The anger is suddenly washed away and there is only defeat. Anzu doesn't answer, but kisses Mai just on the side of her mouth. It's good enough.

* * *

Anzu grasps her lover's hands, her soft tan stark against the paleness of their skin. "I'm in love with you." She whispers it, and it's the first time either of them have uttered that word.

Mai blinks softly, and wonders if this is not going all to fast. But it's under the moon, which she still thinks is romantic, and it's shining against Anzu's face and body and makes her look like an angel.

And even though it doesn't last, can't last, won't last, for just that minute, the emotions are so strong that even Mai, guarded, sharp Mai who ususally doesn't spend more than a week in a relationship, whispers back in what she knows are words dusted by forever, "I love you."

Neither of them realize then that some words last forever. Words like love.

* * *

It falls apart when Mai begins to get ready to go out of the city for college and says, in that voice full of sharpness and a thin veil of pain that she can't have a relationship with somebody so far away.

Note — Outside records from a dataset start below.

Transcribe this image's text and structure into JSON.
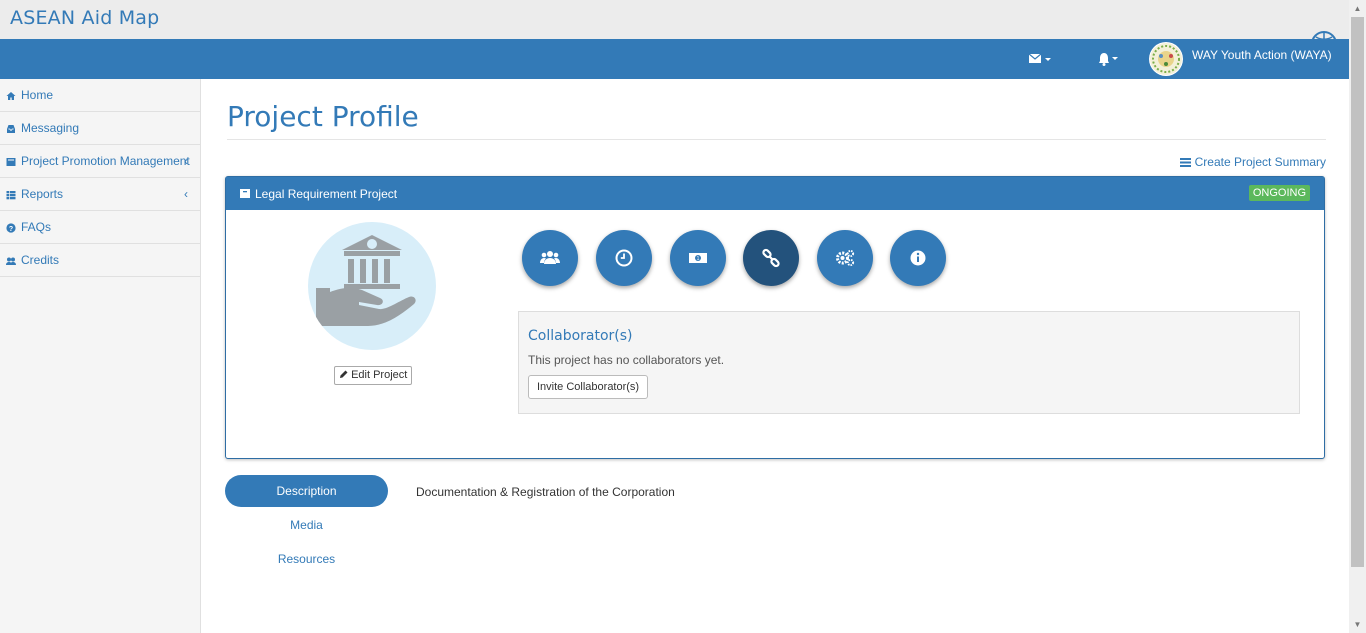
{
  "brand": {
    "name": "ASEAN Aid Map"
  },
  "navbar": {
    "mail_icon": "envelope-icon",
    "bell_icon": "bell-icon",
    "user_name": "WAY Youth Action (WAYA)"
  },
  "sidebar": {
    "items": [
      {
        "label": "Home",
        "icon": "home-icon"
      },
      {
        "label": "Messaging",
        "icon": "inbox-icon"
      },
      {
        "label": "Project Promotion Management",
        "icon": "folder-icon",
        "chevron": "‹"
      },
      {
        "label": "Reports",
        "icon": "table-icon",
        "chevron": "‹"
      },
      {
        "label": "FAQs",
        "icon": "question-icon"
      },
      {
        "label": "Credits",
        "icon": "users-icon"
      }
    ]
  },
  "page": {
    "title": "Project Profile",
    "summary_link": "Create Project Summary"
  },
  "project": {
    "name": "Legal Requirement Project",
    "status": "ONGOING",
    "status_color": "#5cb85c",
    "edit_label": "Edit Project",
    "actions": [
      {
        "icon": "users-icon"
      },
      {
        "icon": "clock-icon"
      },
      {
        "icon": "money-icon"
      },
      {
        "icon": "link-icon",
        "active": true
      },
      {
        "icon": "cogs-icon"
      },
      {
        "icon": "info-icon"
      }
    ],
    "collaborators": {
      "title": "Collaborator(s)",
      "empty_text": "This project has no collaborators yet.",
      "invite_label": "Invite Collaborator(s)"
    }
  },
  "tabs": {
    "items": [
      {
        "label": "Description",
        "active": true
      },
      {
        "label": "Media"
      },
      {
        "label": "Resources"
      }
    ],
    "description_text": "Documentation & Registration of the Corporation"
  },
  "colors": {
    "primary": "#337ab7",
    "primary_dark": "#23527c",
    "success": "#5cb85c"
  }
}
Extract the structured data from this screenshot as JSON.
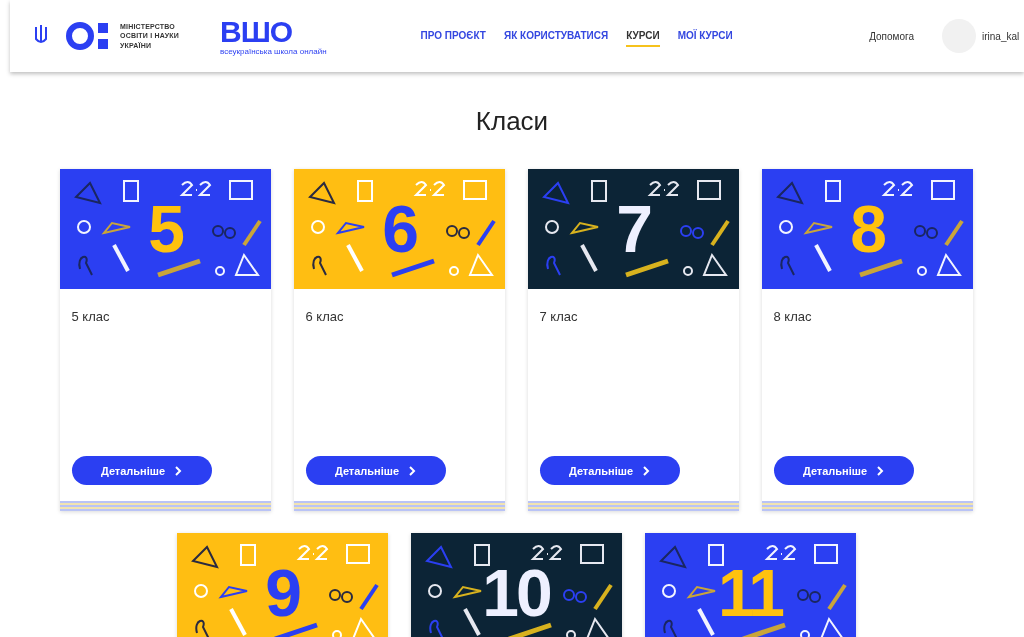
{
  "header": {
    "ministry_name": "МІНІСТЕРСТВО ОСВІТИ І НАУКИ УКРАЇНИ",
    "school_logo": "ВШО",
    "school_subtitle": "всеукраїнська школа онлайн",
    "nav": [
      {
        "label": "ПРО ПРОЄКТ",
        "selected": false
      },
      {
        "label": "ЯК КОРИСТУВАТИСЯ",
        "selected": false
      },
      {
        "label": "КУРСИ",
        "selected": true
      },
      {
        "label": "МОЇ КУРСИ",
        "selected": false
      }
    ],
    "help": "Допомога",
    "user": "irina_kal"
  },
  "title": "Класи",
  "rows": [
    [
      {
        "kind": "blue",
        "number": "5",
        "title": "5 клас",
        "button": "Детальніше"
      },
      {
        "kind": "yellow",
        "number": "6",
        "title": "6 клас",
        "button": "Детальніше"
      },
      {
        "kind": "navy",
        "number": "7",
        "title": "7 клас",
        "button": "Детальніше"
      },
      {
        "kind": "blue",
        "number": "8",
        "title": "8 клас",
        "button": "Детальніше"
      }
    ],
    [
      {
        "kind": "yellow",
        "number": "9"
      },
      {
        "kind": "navy",
        "number": "10"
      },
      {
        "kind": "blue",
        "number": "11"
      }
    ]
  ]
}
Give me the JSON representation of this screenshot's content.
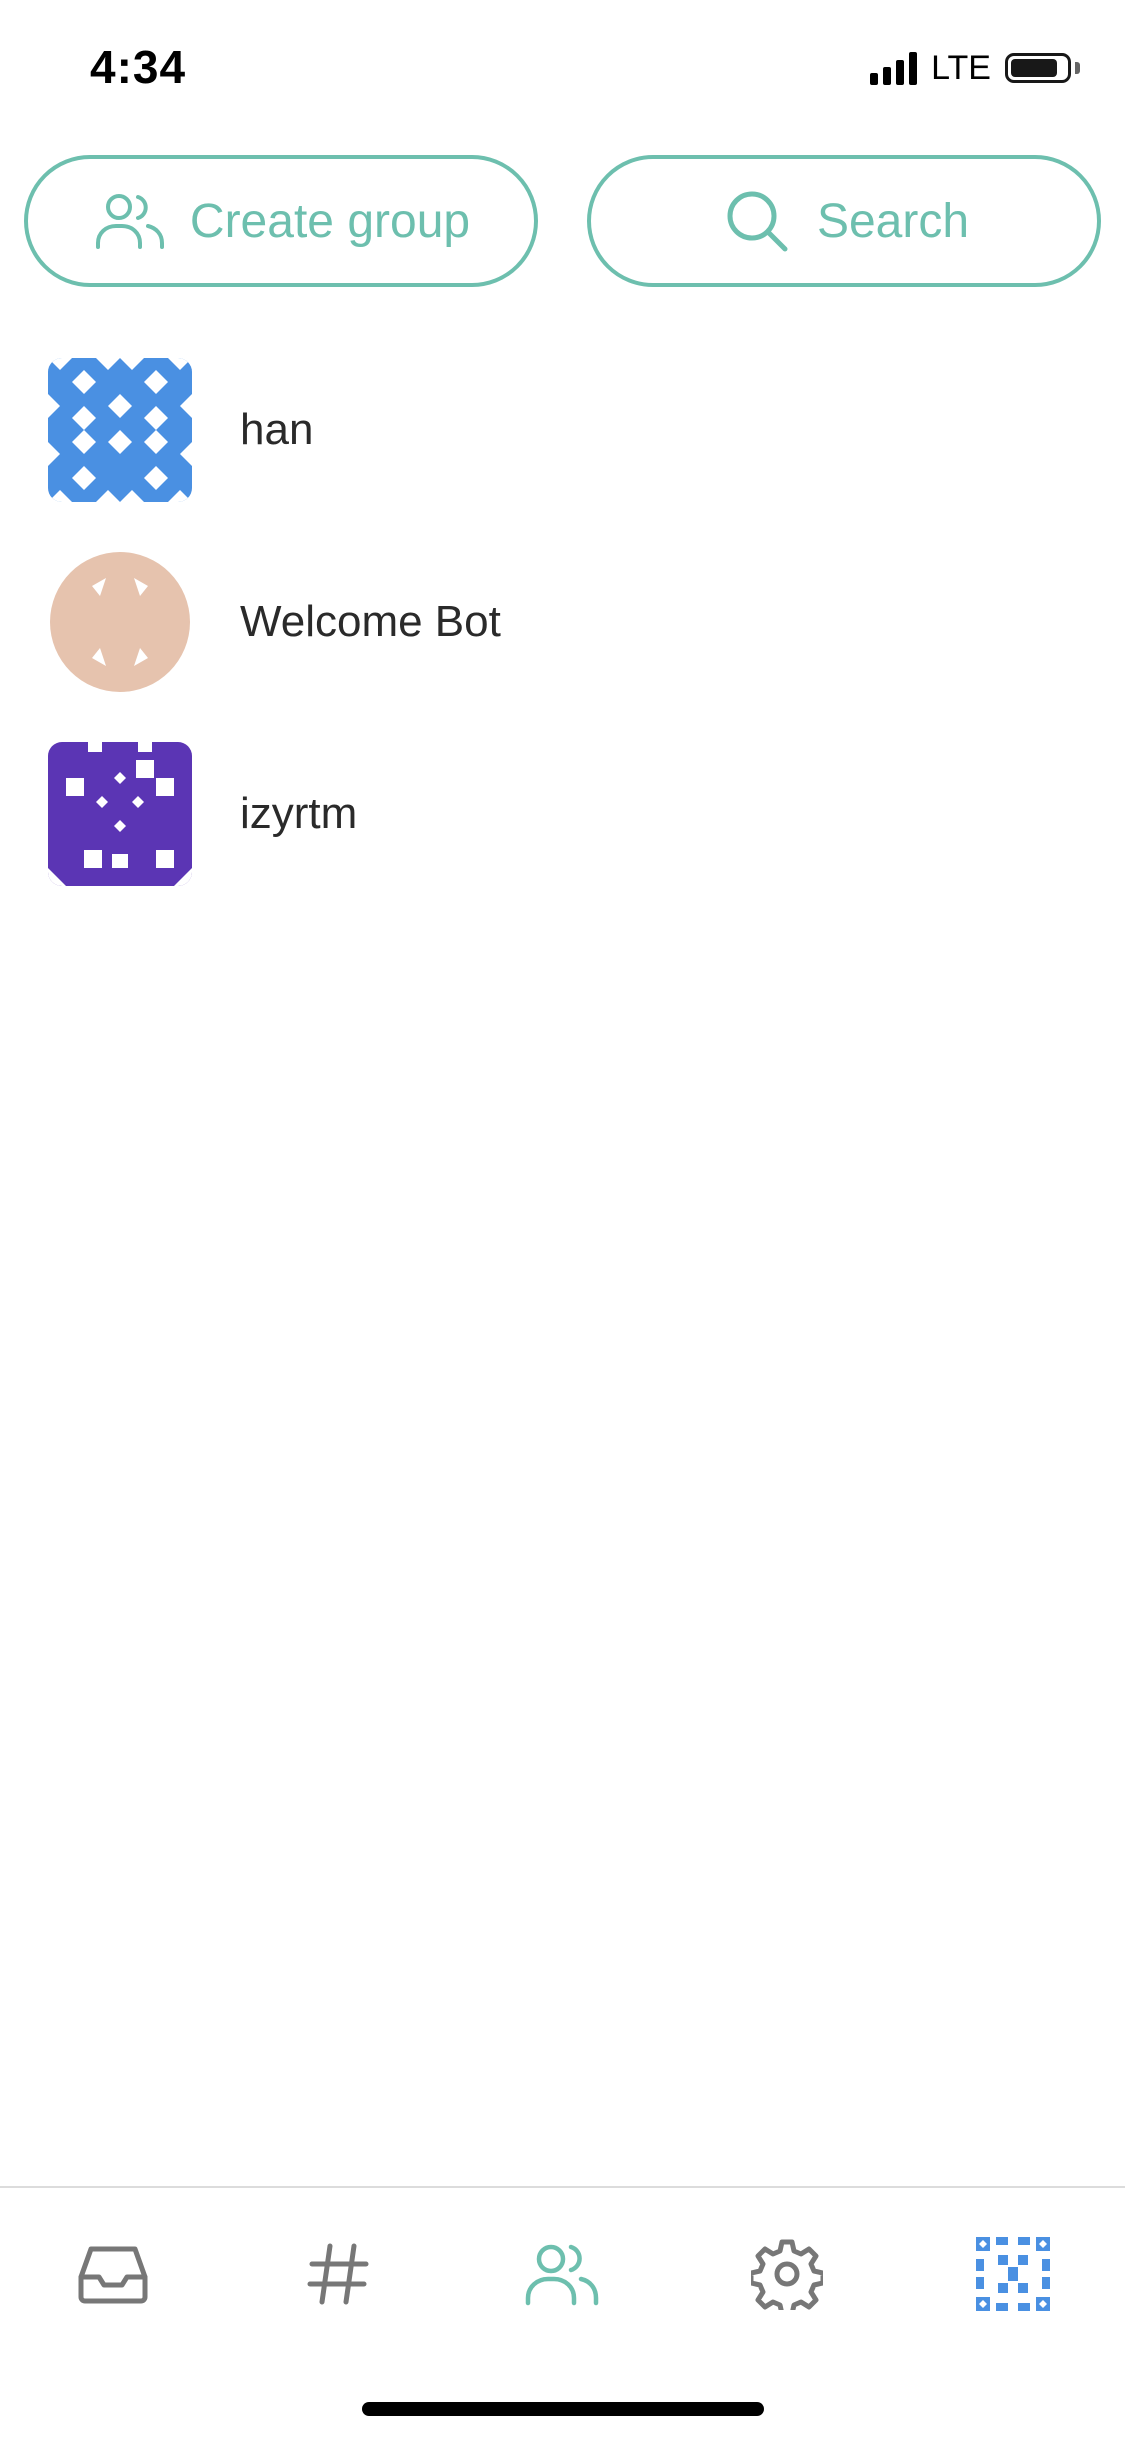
{
  "status_bar": {
    "time": "4:34",
    "network": "LTE",
    "battery_level_pct": 85,
    "signal_bars": 4
  },
  "actions": {
    "create_group_label": "Create group",
    "search_label": "Search",
    "accent_color": "#6dbfae"
  },
  "contacts": [
    {
      "name": "han",
      "avatar_color": "#4a90e2",
      "avatar_icon": "identicon-star-pattern"
    },
    {
      "name": "Welcome Bot",
      "avatar_color": "#e6c3ae",
      "avatar_icon": "identicon-ring-pattern"
    },
    {
      "name": "izyrtm",
      "avatar_color": "#5b35b4",
      "avatar_icon": "identicon-dots-pattern"
    }
  ],
  "tabbar": {
    "tabs": [
      {
        "icon": "inbox-icon",
        "active": false
      },
      {
        "icon": "hash-icon",
        "active": false
      },
      {
        "icon": "people-icon",
        "active": true
      },
      {
        "icon": "gear-icon",
        "active": false
      },
      {
        "icon": "profile-avatar-icon",
        "active": false
      }
    ],
    "active_color": "#6dbfae",
    "inactive_color": "#777777"
  }
}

She just can't, and she's sorry, because she thinks this might be love--but she doesn't want to hurt Anzu, she doesn't want to hurt herself.

Maybe it could have turned out better, all of this, but they give up so suddenly and so easily, it all dissolves.

And the clock begins to tick away on their time together (three days, just that, just that for nine months), and it hurts, anybody can see, because both their eyes, behind confidence and sweetness and coldness, hold a certain kind of sorrow, and grief for a loss that is coming.

* * *

When Mai leaves for college in San Francisco, and the relationship begins to end quickly as it began and the pain permeates their senses every minute they are together, because it just can't last, can't be trusted to last too long with one of them so very far away.

Their love becomes frantic and almost obvious, stolen kisses here and there where people can see, and Mai doesn't care if some throw her dirty looks because soon she'll be out.

The day she goes to the airport, Anzu waits in the chilly morning air to see her off, her girlfriend who won't visit (is ready to close this chapter of her life) and won't write (tries to, but feels the pain of separation, of not being able to hold and kiss).

They kiss.

They kiss with such passion and such electrifying love that over the day, their lips swell and gloss over with bruises in reminder of their last moment together.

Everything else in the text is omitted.